Не понял тогда Нуржан брата, точнее не до конца понял. Конечно, и сведения не помешали бы директору, но главное было в другом.

Катилась тогда по району крутая волна - борьба с семейственностью. И Сержанов охотно включился в кампанию. Сам-то он был чист, но под эту музыку мог турнуть либо приструнить многих своих противников и недоброжелателей. И надо же - непостижима душа человеческая, уму непостижима, наперекор ему устроена, - в это самое время вдруг понял Сержанов, что одинок он на свете. Старость, видать, подступила, не иначе. Дочери скоро разлетятся, уже разлетаются. Жена Фарида? Слова худого о ней не мог бы сказать, но жена не родня. Тогда-то и затосковал по родству, и вспомнил о брате, и решил перетащить его к себе поближе. Тогда и придумал хитроумный план: кто догадается, что это брат, если сам Нуржан не растрезвонит? Внешне они совсем не похожи. А фамилия?.. Да мало ли Сержановых?

Огромным был директорский кабинет. Это Даулетов заметил сразу, еще в тот приезд. Но сегодня он показался Жаксылыку прямо-таки непомерным. Непомерным было и кресло. Вроде бы уменьшился сразу Даулетов, и его сухое тело стало еще суше, и ростом он будто поубавился, когда в первое свое рабочее утро он сел за директорский стол.

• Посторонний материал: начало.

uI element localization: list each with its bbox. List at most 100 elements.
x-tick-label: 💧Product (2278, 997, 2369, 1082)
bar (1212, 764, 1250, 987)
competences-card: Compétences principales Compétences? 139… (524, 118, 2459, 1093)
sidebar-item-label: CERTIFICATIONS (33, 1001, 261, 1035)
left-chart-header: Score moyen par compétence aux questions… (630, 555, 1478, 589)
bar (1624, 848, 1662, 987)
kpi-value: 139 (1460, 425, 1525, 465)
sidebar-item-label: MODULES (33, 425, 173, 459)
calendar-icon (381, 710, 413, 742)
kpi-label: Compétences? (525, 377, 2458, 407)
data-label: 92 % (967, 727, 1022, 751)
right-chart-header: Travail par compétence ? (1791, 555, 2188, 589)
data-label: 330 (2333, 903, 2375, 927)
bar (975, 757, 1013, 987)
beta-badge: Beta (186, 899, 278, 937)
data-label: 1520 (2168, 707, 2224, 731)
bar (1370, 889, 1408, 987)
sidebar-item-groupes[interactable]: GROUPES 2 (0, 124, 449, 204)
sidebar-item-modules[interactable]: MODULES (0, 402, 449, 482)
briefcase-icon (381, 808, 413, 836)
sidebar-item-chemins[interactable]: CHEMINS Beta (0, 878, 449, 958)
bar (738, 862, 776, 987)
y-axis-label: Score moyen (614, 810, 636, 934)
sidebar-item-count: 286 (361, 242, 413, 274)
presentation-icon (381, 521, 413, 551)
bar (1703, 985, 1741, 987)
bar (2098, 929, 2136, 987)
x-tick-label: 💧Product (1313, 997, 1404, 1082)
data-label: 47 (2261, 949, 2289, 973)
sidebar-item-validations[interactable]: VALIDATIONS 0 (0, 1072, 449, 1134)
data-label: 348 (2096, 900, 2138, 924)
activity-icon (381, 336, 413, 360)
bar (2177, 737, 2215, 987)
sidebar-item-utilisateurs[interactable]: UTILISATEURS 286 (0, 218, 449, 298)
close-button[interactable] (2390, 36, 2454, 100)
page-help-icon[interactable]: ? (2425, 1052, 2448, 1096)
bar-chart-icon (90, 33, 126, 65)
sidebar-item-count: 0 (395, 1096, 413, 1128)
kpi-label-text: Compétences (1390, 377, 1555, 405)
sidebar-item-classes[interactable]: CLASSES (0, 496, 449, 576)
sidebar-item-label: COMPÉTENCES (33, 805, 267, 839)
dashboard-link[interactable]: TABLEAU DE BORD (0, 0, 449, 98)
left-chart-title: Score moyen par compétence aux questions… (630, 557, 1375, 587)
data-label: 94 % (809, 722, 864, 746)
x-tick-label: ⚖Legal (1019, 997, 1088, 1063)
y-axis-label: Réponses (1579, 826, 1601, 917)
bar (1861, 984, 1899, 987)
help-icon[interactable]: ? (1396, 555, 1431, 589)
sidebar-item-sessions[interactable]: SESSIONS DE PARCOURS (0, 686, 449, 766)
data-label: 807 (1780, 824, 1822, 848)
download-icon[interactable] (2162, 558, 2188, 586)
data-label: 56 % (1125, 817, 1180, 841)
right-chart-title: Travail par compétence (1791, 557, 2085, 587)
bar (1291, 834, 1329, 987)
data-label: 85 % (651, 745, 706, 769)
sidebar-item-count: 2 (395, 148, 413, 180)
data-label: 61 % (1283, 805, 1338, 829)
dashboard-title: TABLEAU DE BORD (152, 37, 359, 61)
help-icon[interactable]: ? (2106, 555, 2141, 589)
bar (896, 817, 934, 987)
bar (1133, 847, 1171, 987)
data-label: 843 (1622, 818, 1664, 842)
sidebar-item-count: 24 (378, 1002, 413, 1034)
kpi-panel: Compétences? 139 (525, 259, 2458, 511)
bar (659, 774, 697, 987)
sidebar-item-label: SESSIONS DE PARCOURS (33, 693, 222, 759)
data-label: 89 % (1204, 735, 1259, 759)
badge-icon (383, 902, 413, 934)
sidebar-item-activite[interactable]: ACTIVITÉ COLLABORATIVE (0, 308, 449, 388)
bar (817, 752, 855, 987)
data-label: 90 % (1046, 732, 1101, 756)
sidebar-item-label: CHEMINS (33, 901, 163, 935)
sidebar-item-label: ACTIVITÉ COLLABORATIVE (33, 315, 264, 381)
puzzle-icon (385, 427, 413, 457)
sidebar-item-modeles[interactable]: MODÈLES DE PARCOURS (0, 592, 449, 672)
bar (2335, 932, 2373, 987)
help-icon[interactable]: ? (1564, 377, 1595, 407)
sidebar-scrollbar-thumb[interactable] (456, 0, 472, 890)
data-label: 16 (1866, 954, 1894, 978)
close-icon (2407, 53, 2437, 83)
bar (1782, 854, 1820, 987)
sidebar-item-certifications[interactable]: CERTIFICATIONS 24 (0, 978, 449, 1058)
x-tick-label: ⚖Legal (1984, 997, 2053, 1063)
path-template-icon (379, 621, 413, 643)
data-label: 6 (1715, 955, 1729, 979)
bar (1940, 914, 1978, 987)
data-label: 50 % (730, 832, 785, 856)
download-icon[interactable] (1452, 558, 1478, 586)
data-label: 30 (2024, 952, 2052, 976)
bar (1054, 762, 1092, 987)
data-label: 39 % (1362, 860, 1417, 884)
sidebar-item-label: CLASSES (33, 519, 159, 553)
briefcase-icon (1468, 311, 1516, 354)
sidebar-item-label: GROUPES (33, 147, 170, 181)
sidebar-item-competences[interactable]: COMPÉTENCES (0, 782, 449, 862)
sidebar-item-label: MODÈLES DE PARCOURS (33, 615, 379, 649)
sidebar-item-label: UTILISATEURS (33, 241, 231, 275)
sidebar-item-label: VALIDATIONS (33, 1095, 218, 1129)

"Черт знает что! - огорчился он. - Не для меня здесь все предназначено. Изволь приспосабливаться, друг Даулетов. Да как тут приспособишься, когда и опереться не на что, мимо подлокотников локти ложатся".

Таким маленьким, незаметным, а следовательно, и незначительным увидели его подчиненные, явившись на производственное совещание в девять утра. Первое даулетовское совещание было назначено ровно в девять, и никто не посмел ни опоздать, ни тем более отказаться от участия в нем. Сержанов приучил аппарат к точности и беспрекословному подчинению. Сам Сержанов вошел без пяти девять и сел у приставного столика, рядом с Даулетовым.

Директорский стол и Даулетов вместе с ним оказались заслоненными от собравшихся людей мощной глыбой Сержанова. Сержанов словно бы по-прежнему властвовал в директорском кабинете и знал, что властвует.

"Его, его это место, - размышлял Даулетов, пока входили и рассаживались на стульях, вытянутых цепочкой вдоль стен, сотрудники. - Не может он без него. И зря подал заявление. Остался бы, попробовал перестроить работу. А теперь, уйдя, не ушел и уйти уже не сможет. Будет ревниво смотреть на кресло, ждать момента, когда оно снова освободится… Напрасно я согласился оставить его заместителем. Обоим теперь несладко придется…"

- Товарищи! - начал Даулетов, когда люди наконец расселись и затихли. - Первое наше знакомство уже состоялось на собрании, более близко познакомимся в работе. Не только познакомимся, но и, надеюсь, сдружимся. Дело у нас общее, задачи - тоже общие, следовательно, делить нечего, ссориться тем более нет нужды.

Начало жаналыкцы встретили спокойно: ни удивления, ни разочарования, ни настороженности оно у них не вызвало. Вот только обращение "товарищи" показалось им казенным. Раньше все было значительнее: "Друзья!", "Братья!", а то и "Дети мои!". Важность и душевность в каждом слове. А тут - "товарищи". Ни уму ни сердцу. Ну да бог с ним, со словом. Не потревожило оно никого. Пусть себе летит, коль сорвалось с уст!